The gap between the plates of a parallel plate capacitor is filled with glass of dielectric constant k = 6 and of specific resistivity 100 G$\mathrm{\Omega }$m. The capacitance of the capacitor is 4.0nF . When a voltage of 2.0kV is applied to the capacitor, the  leakage current of the capacitor will be

Let Q₀ be the initial charge on the capacitor and  V₀ its initial potential. Let A be the area of the plates and $\mathrm{\ell }$ be the distance between them.

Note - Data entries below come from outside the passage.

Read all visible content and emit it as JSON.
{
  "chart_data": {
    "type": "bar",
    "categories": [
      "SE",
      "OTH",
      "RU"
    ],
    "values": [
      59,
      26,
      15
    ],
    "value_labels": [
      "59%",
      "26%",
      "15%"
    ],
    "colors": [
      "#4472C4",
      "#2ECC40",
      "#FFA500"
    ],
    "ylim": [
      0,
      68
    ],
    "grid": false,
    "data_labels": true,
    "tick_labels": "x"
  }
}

Capacitance C of the capacitor is $\mathrm{C}=\frac{{\mathrm{k\epsilon }}_0\mathrm{A}}{\mathrm{\ell }}$
Resistance of the capacitor is $\mathrm{R}=\frac{\mathrm{\rho \ell }}{\mathrm{A}}=\frac{{\mathrm{\rho k\epsilon }}_0}{\mathrm{C}}$
If q be the charge at time t, then the leakage current 
i is  $\mathrm{i}=\frac{\mathrm{dq}}{\mathrm{dt}}=\frac{\mathrm{V}}{\mathrm{R}}$ where V is the volt age across the capacitor at time t. But q = CV
Hence $\mathrm{i}=\frac{\mathrm{dq}}{\mathrm{dt}}=\mathrm{C}\frac{\mathrm{dV}}{\mathrm{dt}}=\frac{\mathrm{V}}{\mathrm{R}}$
Hence $\frac{\mathrm{dV}}{\mathrm{V}}=-\frac{1}{\mathrm{CR}}\mathrm{dt}$The minus sign is because dV is negative.
Integrating between limits, $\mathrm{V}={\mathrm{V}}_0\exp \left(-\frac{\mathrm{t}}{\mathrm{CR}}\right)$
Hence , $\mathrm{i}=\frac{\mathrm{V}}{\mathrm{R}}=\frac{{\mathrm{V}}_0}{\mathrm{R}}\exp \left(-\frac{\mathrm{t}}{\mathrm{CR}}\right)$